On 2 September 2014, he was promoted to the rank of Major General and appointed commander of the IDF General Staff Corps. In this role, he coordinated the debriefings of IDF forces' actions during Operation Protective Edge. On 29 September 2016, he was additionally appointed commander of the School of Command, Control, and Operational Staff. In May 2018, he was simultaneously appointed deputy commander of Southern Command as part of the IDF's response to the Gaza–Israel border conflicts (2018–2021). In October 2018, he was succeeded by Major General Moti Baruch and retired from the IDF. In reserve duty, he serves as deputy commander of Southern Command.

In 2020, he joined "The Securityists" movement. In April 2020, Bachar was appointed to handle the COVID-19 crisis in the city of Beitar Illit, a role he held for a month, during which time the number of infected was reduced to zero.

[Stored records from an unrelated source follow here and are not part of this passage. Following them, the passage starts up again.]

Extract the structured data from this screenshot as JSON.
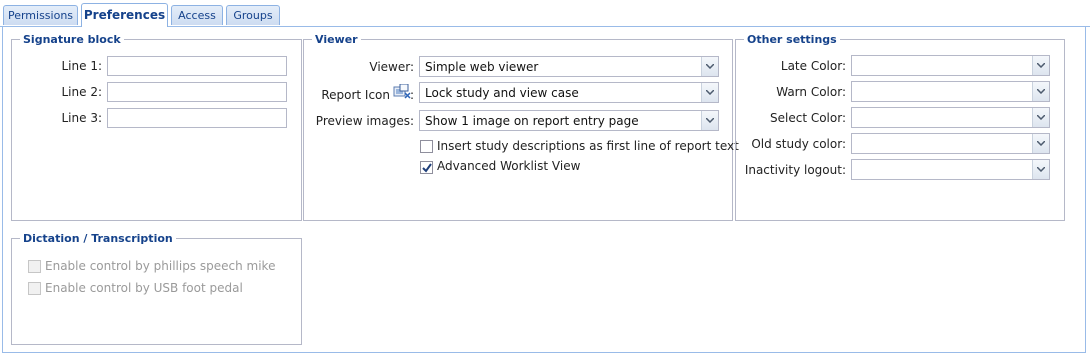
{
  "tabs": [
    {
      "label": "Permissions"
    },
    {
      "label": "Preferences"
    },
    {
      "label": "Access"
    },
    {
      "label": "Groups"
    }
  ],
  "signature": {
    "legend": "Signature block",
    "line1_label": "Line 1:",
    "line2_label": "Line 2:",
    "line3_label": "Line 3:",
    "line1_value": "",
    "line2_value": "",
    "line3_value": ""
  },
  "viewer": {
    "legend": "Viewer",
    "viewer_label": "Viewer:",
    "viewer_value": "Simple web viewer",
    "report_icon_label": "Report Icon",
    "report_icon_colon": ":",
    "report_icon_value": "Lock study and view case",
    "preview_label": "Preview images:",
    "preview_value": "Show 1 image on report entry page",
    "insert_desc_label": "Insert study descriptions as first line of report text",
    "insert_desc_checked": false,
    "advanced_worklist_label": "Advanced Worklist View",
    "advanced_worklist_checked": true
  },
  "other": {
    "legend": "Other settings",
    "late_color_label": "Late Color:",
    "warn_color_label": "Warn Color:",
    "select_color_label": "Select Color:",
    "old_study_color_label": "Old study color:",
    "inactivity_logout_label": "Inactivity logout:",
    "late_color_value": "",
    "warn_color_value": "",
    "select_color_value": "",
    "old_study_color_value": "",
    "inactivity_logout_value": ""
  },
  "dictation": {
    "legend": "Dictation / Transcription",
    "phillips_label": "Enable control by phillips speech mike",
    "phillips_checked": false,
    "foot_pedal_label": "Enable control by USB foot pedal",
    "foot_pedal_checked": false
  },
  "icons": {
    "combo_trigger": "chevron-down-icon",
    "checkbox_mark": "check-icon",
    "report_icon": "report-lock-icon"
  },
  "colors": {
    "accent": "#15428b",
    "tab_border": "#8db2e3",
    "panel_border": "#99bbe8",
    "field_border": "#b5b8c8",
    "disabled_text": "#9a9a9a"
  }
}
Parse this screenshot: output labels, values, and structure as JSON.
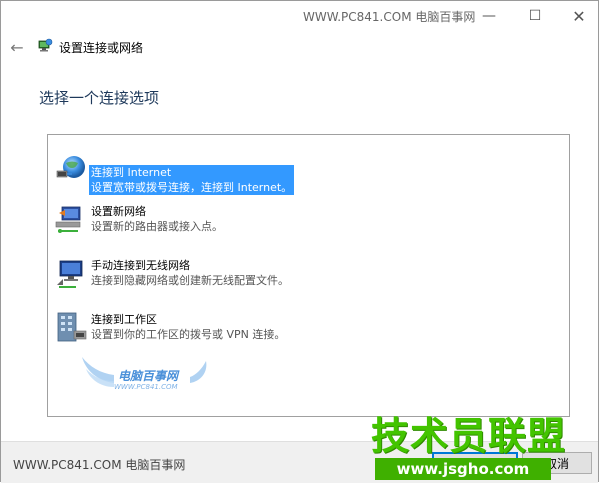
{
  "titlebar": {
    "watermark": "WWW.PC841.COM 电脑百事网",
    "minimize_glyph": "—",
    "maximize_glyph": "☐",
    "close_glyph": "✕"
  },
  "header": {
    "back_glyph": "←",
    "title": "设置连接或网络",
    "icon": "network-setup-icon"
  },
  "page_title": "选择一个连接选项",
  "options": [
    {
      "title": "连接到 Internet",
      "desc": "设置宽带或拨号连接，连接到 Internet。",
      "icon": "globe-icon",
      "selected": true
    },
    {
      "title": "设置新网络",
      "desc": "设置新的路由器或接入点。",
      "icon": "router-icon",
      "selected": false
    },
    {
      "title": "手动连接到无线网络",
      "desc": "连接到隐藏网络或创建新无线配置文件。",
      "icon": "wireless-monitor-icon",
      "selected": false
    },
    {
      "title": "连接到工作区",
      "desc": "设置到你的工作区的拨号或 VPN 连接。",
      "icon": "workplace-icon",
      "selected": false
    }
  ],
  "list_watermark": {
    "name": "电脑百事网",
    "url": "WWW.PC841.COM"
  },
  "footer": {
    "watermark": "WWW.PC841.COM 电脑百事网",
    "next_label": "",
    "cancel_label": "取消"
  },
  "brand": {
    "name": "技术员联盟",
    "url": "www.jsgho.com"
  },
  "colors": {
    "selection": "#3399ff",
    "page_title": "#1e395b",
    "brand_green": "#43c400",
    "footer_bg": "#f0f0f0"
  }
}
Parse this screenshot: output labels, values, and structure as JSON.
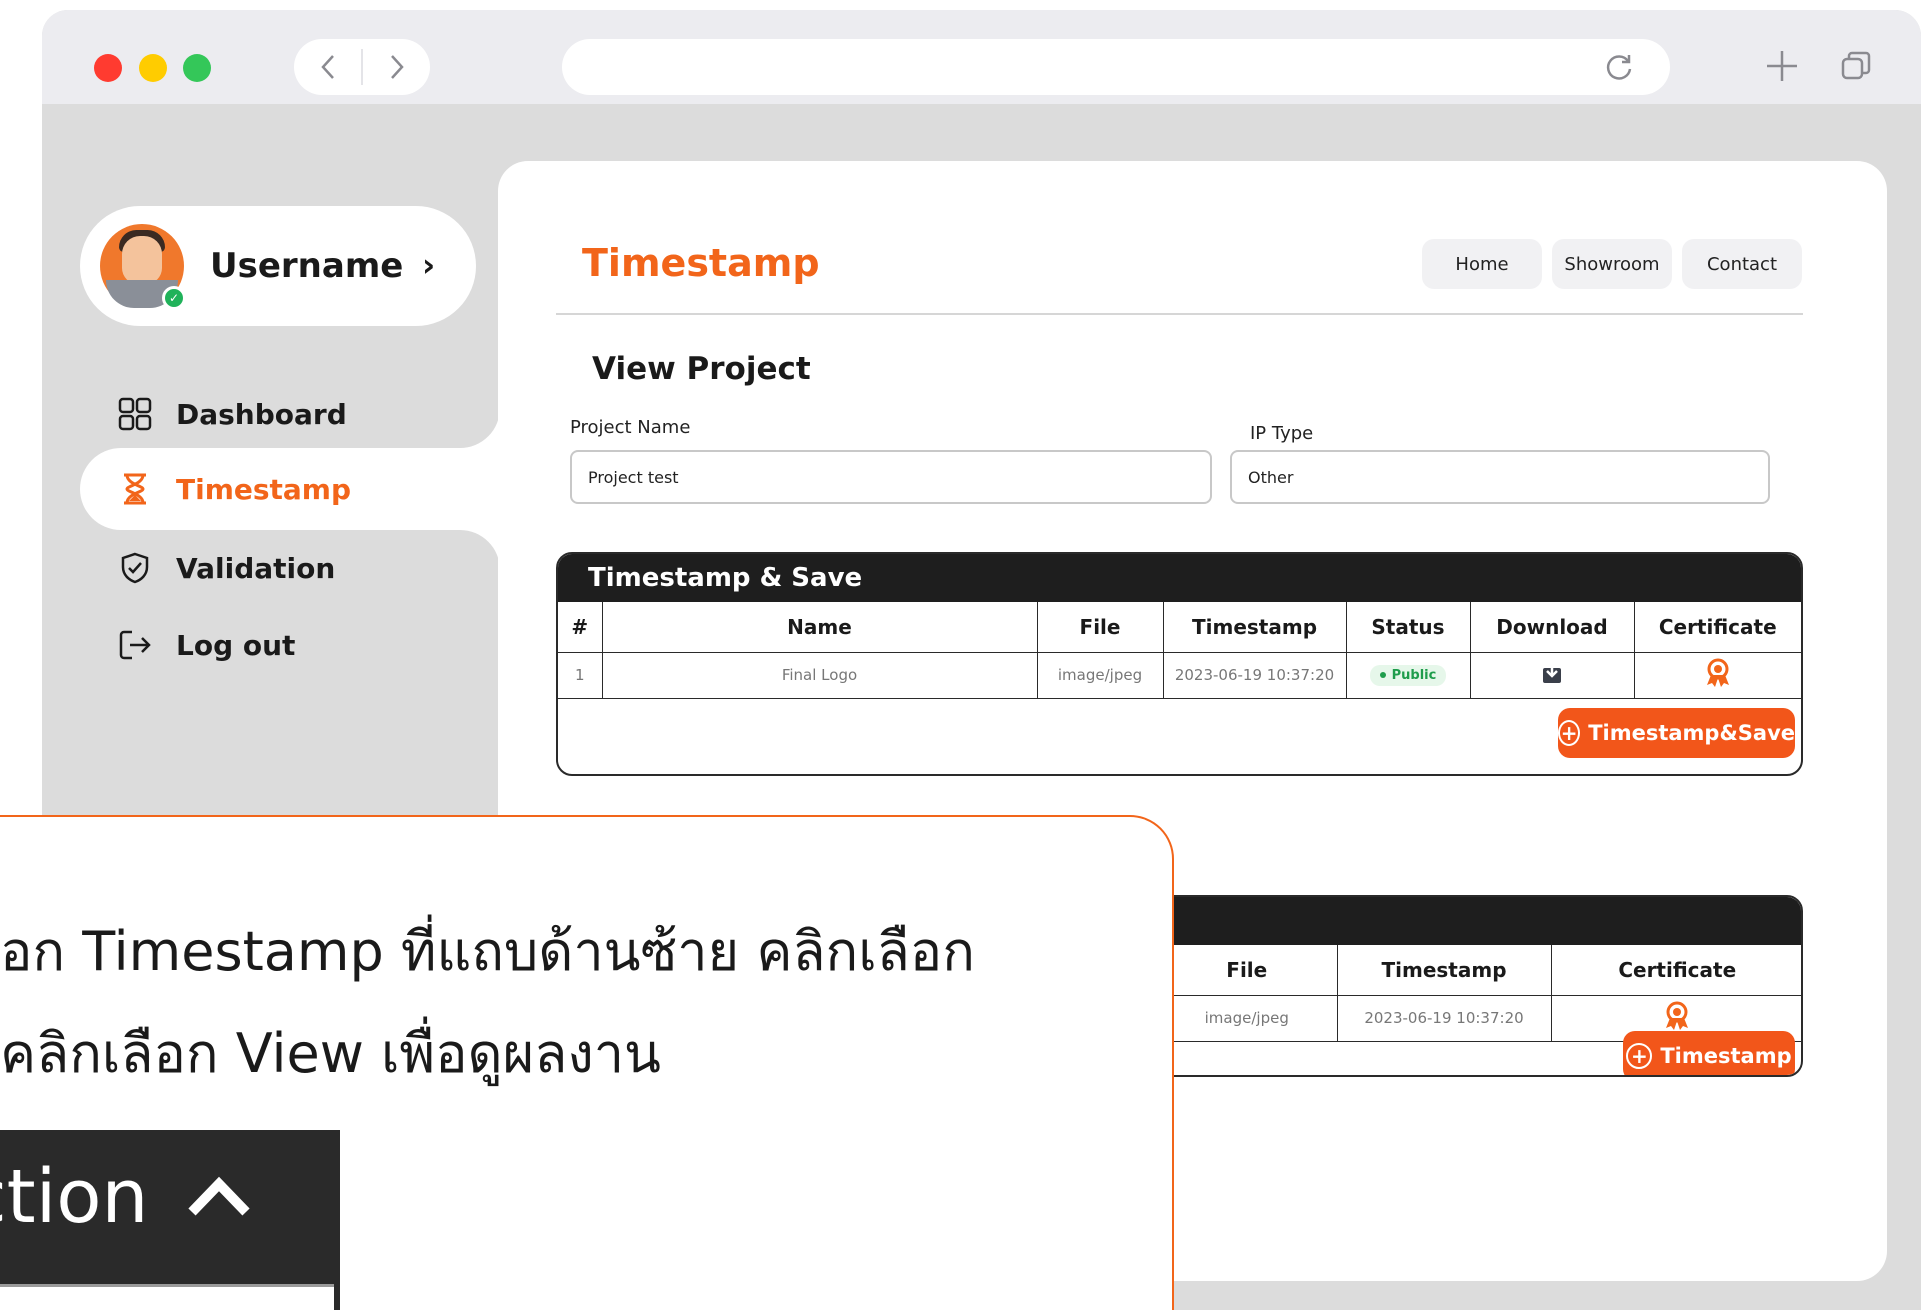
{
  "browser": {
    "window_controls": [
      "close",
      "minimize",
      "zoom"
    ],
    "nav_icons": [
      "chevron-left-icon",
      "chevron-right-icon"
    ],
    "toolbar_icons": [
      "reload-icon",
      "plus-icon",
      "tabs-icon"
    ]
  },
  "sidebar": {
    "username": "Username",
    "items": [
      {
        "label": "Dashboard",
        "icon": "dashboard-icon"
      },
      {
        "label": "Timestamp",
        "icon": "hourglass-icon",
        "active": true
      },
      {
        "label": "Validation",
        "icon": "shield-check-icon"
      },
      {
        "label": "Log out",
        "icon": "logout-icon"
      }
    ]
  },
  "header": {
    "brand": "Timestamp",
    "nav": [
      "Home",
      "Showroom",
      "Contact"
    ]
  },
  "project": {
    "title": "View Project",
    "name_label": "Project Name",
    "name_value": "Project test",
    "iptype_label": "IP Type",
    "iptype_value": "Other"
  },
  "timestamp_save": {
    "title": "Timestamp & Save",
    "columns": [
      "#",
      "Name",
      "File",
      "Timestamp",
      "Status",
      "Download",
      "Certificate"
    ],
    "rows": [
      {
        "num": "1",
        "name": "Final Logo",
        "file": "image/jpeg",
        "timestamp": "2023-06-19 10:37:20",
        "status": "Public"
      }
    ],
    "button": "Timestamp&Save"
  },
  "timestamp_table": {
    "columns": [
      "File",
      "Timestamp",
      "Certificate"
    ],
    "rows": [
      {
        "file": "image/jpeg",
        "timestamp": "2023-06-19 10:37:20"
      }
    ],
    "button": "Timestamp"
  },
  "callout": {
    "line1": "อก Timestamp ที่แถบด้านซ้าย คลิกเลือก",
    "line2": "คลิกเลือก View เพื่อดูผลงาน",
    "chip_label": "ction"
  },
  "colors": {
    "accent": "#f2651a",
    "dark": "#1e1e1e",
    "status_public": "#1f9d4c"
  }
}
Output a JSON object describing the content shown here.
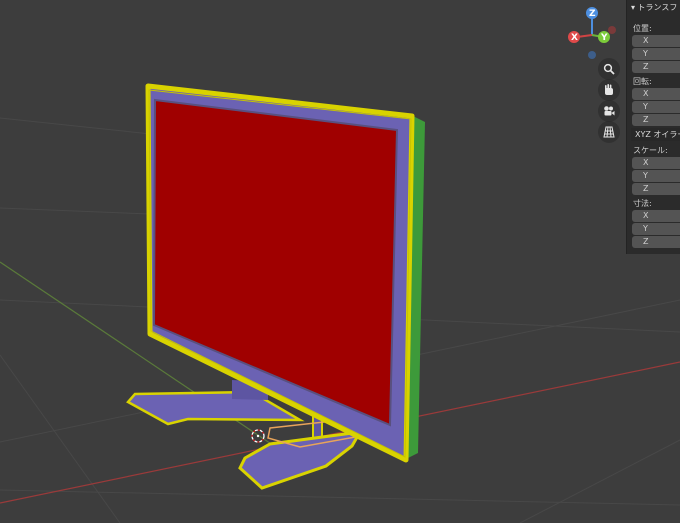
{
  "gizmo": {
    "z_label": "Z",
    "x_label": "X",
    "y_label": "Y"
  },
  "nav_icons": [
    "zoom-icon",
    "hand-pan-icon",
    "camera-icon",
    "grid-view-icon"
  ],
  "panel": {
    "title": "▾  トランスフ",
    "location": {
      "label": "位置:",
      "x": "X",
      "y": "Y",
      "z": "Z"
    },
    "rotation": {
      "label": "回転:",
      "x": "X",
      "y": "Y",
      "z": "Z"
    },
    "rotation_mode": "XYZ オイラー",
    "scale": {
      "label": "スケール:",
      "x": "X",
      "y": "Y",
      "z": "Z"
    },
    "dimensions": {
      "label": "寸法:",
      "x": "X",
      "y": "Y",
      "z": "Z"
    }
  },
  "colors": {
    "background": "#3d3d3d",
    "screen": "#a00000",
    "bezel": "#6b62b3",
    "edge_yellow": "#d9d300",
    "edge_green": "#3d9a3a",
    "axis_red": "#9a3a3a",
    "axis_green": "#5a7a3a"
  }
}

During the Simchat Torah massacre on 7 October 2023, his 81-year-old mother Geula was murdered by Hamas terrorists participating in the Be'eri massacre. Bachar, who was at his home that morning, took a weapon from a security team member who was not at home and went out to try to rescue a kibbutz member who had been wounded by the terrorists. For several hours, he fought alongside another kibbutz member, Rami Gold, as they positioned themselves in a concealed location and sniped at the terrorists attacking the kibbutz. They estimated they killed around 15 Hamas terrorists who had infiltrated the kibbutz. His nephew Edan Baruch was also killed and another nephew, Sahar Baruch, was taken to Gaza as a hostage and was subsequently killed in captivity. During the subsequent Gaza war, Bachar served as deputy commander of Southern Command and participated in the planning and command of the ground maneuver carried out by Southern Command forces in the Gaza war.